Conversely, thanksgiving is the mark of a person who has a relationship with God. Sandwiching these verses are two reminders to Christians that we are God’s children. In verse 1, we are urged to follow God’s example as dearly loved children. And in verse 5, we are to called walk as children of light. That is important because the thanksgiving that is being described here is not the overflow of touchy-feeliness that comes from receiving a promotion, passing your exams or even winning the lottery. Neither is it the tradition of going round the table and saying something you are thankful for. Why? Because the motivation behind the thanksgiving of verse 4 is not what you are thankful for but who you are thankful to.

How is thanksgiving the alternative - or even an antidote - to sin? Thanksgiving takes us out of ourselves and focuses our identity and fulfilment on God. Sin, on the other hand, draws us back into ourselves. Martin Luther defined sin as curving into itself.

Our nature, by the corruption of the first sin, so deeply curved in on itself that it not only bends the best gifts of God towards itself and enjoys them ...or rather even uses God himself in order to attain these gifts.

Yes, as Christians, we do have much to thank God for - not least the sacrificial death of Jesus Christ (verse 2), the inheritance we’ve received in God’s kingdom (verse 5), our deliverance from judgment (verse 6), our transformation from darkness to light (verse 8) and the indwelling of God’s own Holy Spirit within us (verse 18).

And yet, when Paul comes back to the call to thanksgiving in verse 20, he mentions none of these things.

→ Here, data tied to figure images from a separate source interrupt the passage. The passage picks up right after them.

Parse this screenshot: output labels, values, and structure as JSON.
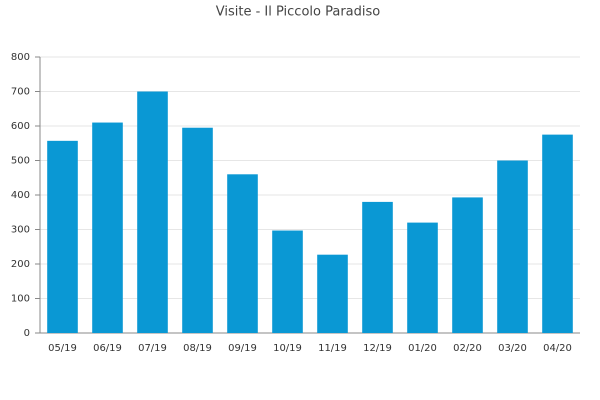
{
  "chart_data": {
    "type": "bar",
    "title": "Visite - Il Piccolo Paradiso",
    "categories": [
      "05/19",
      "06/19",
      "07/19",
      "08/19",
      "09/19",
      "10/19",
      "11/19",
      "12/19",
      "01/20",
      "02/20",
      "03/20",
      "04/20"
    ],
    "values": [
      557,
      610,
      700,
      595,
      460,
      297,
      227,
      380,
      320,
      393,
      500,
      575
    ],
    "color": "#0a98d4",
    "ylim": [
      0,
      800
    ],
    "yticks": [
      0,
      100,
      200,
      300,
      400,
      500,
      600,
      700,
      800
    ],
    "grid": true
  }
}
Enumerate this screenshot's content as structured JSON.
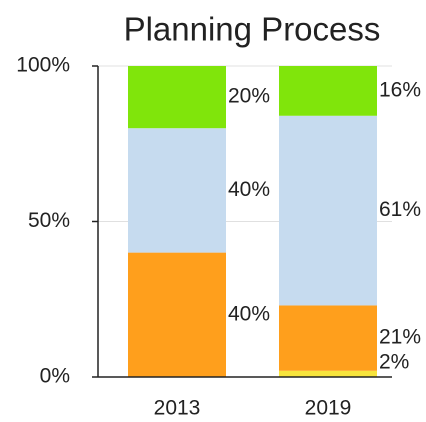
{
  "chart_data": {
    "type": "stacked_bar",
    "title": "Planning Process",
    "categories": [
      "2013",
      "2019"
    ],
    "series": [
      {
        "color": "#f7e43c",
        "values": [
          0,
          2
        ],
        "value_labels": [
          null,
          "2%"
        ]
      },
      {
        "color": "#ff9f1c",
        "values": [
          40,
          21
        ],
        "value_labels": [
          "40%",
          "21%"
        ]
      },
      {
        "color": "#c6dbef",
        "values": [
          40,
          61
        ],
        "value_labels": [
          "40%",
          "61%"
        ]
      },
      {
        "color": "#80e50b",
        "values": [
          20,
          16
        ],
        "value_labels": [
          "20%",
          "16%"
        ]
      }
    ],
    "ylim": [
      0,
      100
    ],
    "yticks": [
      {
        "value": 0,
        "label": "0%"
      },
      {
        "value": 50,
        "label": "50%"
      },
      {
        "value": 100,
        "label": "100%"
      }
    ],
    "grid": true
  }
}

Instead, he says:

Giving thanks always and for everything to God the Father in the name of our Lord Jesus Christ.
Ephesians 5:20

Literally, Christians are called to giving thanks continually “at all times for all things”. Not just in the good times when good things happen. Paul is not describing the circumstances of thanksgiving but the character of the thanksgiver (if there is such a word). Christians are able to give thanks in every and any situation. Why? Because we know God as our Father. We know who we are thankful to, not simply what we are thankful for.

In this sense, the bible is describing the character of the thanksgiver, not the circumstances of our thanksgiving. Here, Paul defines thanksgiving as the basis of true worship over against idolatry (as he does elsewhere in Romans 1:21, “For although they knew God, they neither glorified him as God nor gave thanks to him.”) Unexpectedly, thanksgiving within the context of Ephesians 5 is even to be equated with holiness (what is “proper” for God’s holy people, in verse 3), in that it is so distinctive for God’s people to be thankful in their daily speech.

But most amazing and most important of all, thanksgiving reveals those who are truly known by God and those who are truly loved by God.

Be imitators of God, therefore, as dearly loved children and live a life of love, just as Christ loved us and gave himself up for us as a fragrant offering and sacrifice to God.
Ephesians 5:1

Our unnaturally thanksgiving is a response to an unnatural God who loved us while we were still sinners, who gave himself up for us while we were still enemies. We are loved - and that by God - as dearly loved children.